ABSTRACT
Courts have historically avoided informing jurors about their nullification power (i.e. the power to return a not-guilty verdict when their conscience demands it but the law directs otherwise), fearing that such knowledge would prompt disregard for the law and reliance on attitudes and emotions rather than evidence. We investigated jurors’ inclination to nullify the law in a morally ambiguous case of physician-assisted suicide, testing the impact of euthanasia attitudes on case judgments as well as moderators and mediators of that effect. Mock jurors with pro-euthanasia attitudes were overall less likely to vote guilty than anti-euthanasia jurors, especially when they were given jury instructions informing them of jurors’ power to nullify. Nullification instructions also exacerbated the effect of jurors’ attitudes on anger, disgust, and moral outrage toward the defendant – emotions that mediated the effect of attitudes on verdicts. We also tested the impact of incidentally induced anger on jurors’ reliance on their attitudes rather than the law, given anger’s propensity to increase certainty and heuristic processing. Anger enhanced mock jurors’ reliance on their attitudes under certain conditions. Theoretical and practical implications for understanding juror decision-making are discussed.
Acknowledgement
We thank Amani Elayan and Taylor Borgmann for invaluable research assistance; Alison Perona for legal consultation; and Jessica Salerno, Cynthia Najdowski, Dan Cervone, and Linda Skitka for feedback and advice.
Disclosure statement
No potential conflict of interest was reported by the authors.
Notes
1. Some participants in the standard condition (27%, or 42%) reported that they had heard instructions to rely on their conscience. These participants were not excluded, because their answer cannot be attributed to lack of attention – they did not miss any information. There is every reason to believe that actual jurors would think the same thing, given that the actual jury instructions were used, therefore excluding them would make the study less ecologically valid. Even so, we conducted the main regression analyses a second time, using the manipulation check variable instead of the objective manipulation of the instructions, thus allowing participants’ subjective answers to the manipulation check question replace the objective manipulation. That is, the 27 jurors in the standard condition who reported they had received nullification instructions were coded as being in the nullification condition. Both analyses yielded similar results, therefore the results section presents only the analyses using the actual manipulation.

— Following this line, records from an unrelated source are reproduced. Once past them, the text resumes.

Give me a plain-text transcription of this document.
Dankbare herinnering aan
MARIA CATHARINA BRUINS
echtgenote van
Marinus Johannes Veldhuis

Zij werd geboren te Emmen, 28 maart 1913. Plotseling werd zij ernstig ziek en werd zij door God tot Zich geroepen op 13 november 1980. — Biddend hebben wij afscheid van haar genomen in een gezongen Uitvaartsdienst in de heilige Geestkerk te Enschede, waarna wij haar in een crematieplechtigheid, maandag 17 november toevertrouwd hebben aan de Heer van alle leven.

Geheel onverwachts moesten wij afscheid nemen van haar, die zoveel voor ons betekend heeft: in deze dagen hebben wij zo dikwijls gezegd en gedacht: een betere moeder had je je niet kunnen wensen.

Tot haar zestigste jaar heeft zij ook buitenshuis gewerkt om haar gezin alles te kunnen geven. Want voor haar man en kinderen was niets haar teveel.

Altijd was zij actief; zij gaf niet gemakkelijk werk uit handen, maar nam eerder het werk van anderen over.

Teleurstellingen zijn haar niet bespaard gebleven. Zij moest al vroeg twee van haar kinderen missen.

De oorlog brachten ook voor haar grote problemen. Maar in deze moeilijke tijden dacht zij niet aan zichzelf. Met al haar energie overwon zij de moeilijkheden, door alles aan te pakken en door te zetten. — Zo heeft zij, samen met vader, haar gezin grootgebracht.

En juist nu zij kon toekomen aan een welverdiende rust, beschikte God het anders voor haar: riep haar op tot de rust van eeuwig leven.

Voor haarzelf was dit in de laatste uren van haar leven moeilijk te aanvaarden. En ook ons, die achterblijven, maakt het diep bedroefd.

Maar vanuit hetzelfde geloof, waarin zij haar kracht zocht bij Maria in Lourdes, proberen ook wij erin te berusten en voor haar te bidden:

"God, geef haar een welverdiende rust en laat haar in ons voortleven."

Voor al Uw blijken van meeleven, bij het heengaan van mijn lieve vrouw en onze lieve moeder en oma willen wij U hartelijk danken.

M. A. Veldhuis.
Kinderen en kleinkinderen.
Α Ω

2. Another potential methodological concern could be that the similarity of response scales across all proposed mediators prompted generic response bias – participants’ simply giving the same ratings regardless of the variables measured. This was not the case in our study: We found different patterns of results for positive and negative emotional reactions to the defendant. Further, we performed the same analyses, post hoc only to address this issue, on two additional items that measured perceptions of the defendant with similar scales, but did not assess emotional reactions (‘Dr. Wood is a sympathetic physician who cares about his patients’; ‘Dr. Wood is a proud man who likes to play God with his patients’ lives’). Perceiving the defendant as a sympathetic doctor was negatively related to guilty verdicts (B = −0.52, Wald = 5.13, OR = .60, p = .024) and degree of guilt (B = −2.06, 95% CI [−3.45, −0.64], t(128) = −2.88, p = .005). Perceiving the defendant as a proud man was positively related to guilty verdicts (B = 0.32, Wald = 5.79, OR = 1.38, p = .016) and degree of guilt (B = −1.32, 95% CI [0.36, 2.28], t(128) = 2.73, p = .007). Yet unlike similarly measured emotional reactions to the defendant, these perceptions of the defendant did not mediate the effect of attitudes on verdicts. Jurors’ euthanasia attitudes did not significantly predict perceptions of the defendant as sympathetic, B = −0.15, 95% CI [−0.7, 0.18], t(124) = −0.90, p = .37, or proud, B = 0.13, 95% CI [−0.09, 0.34], t(124) = 1.18, p = .24. The other main and interaction effects involving incidental anger and nullification instructions were also not significant. Thus, although the measurement scales were similar, participants’ responses to these items measuring different constructs were not. Had participants merely responded to all questions in the same way because of measurement bias, we would have observed the same pattern for these separate items.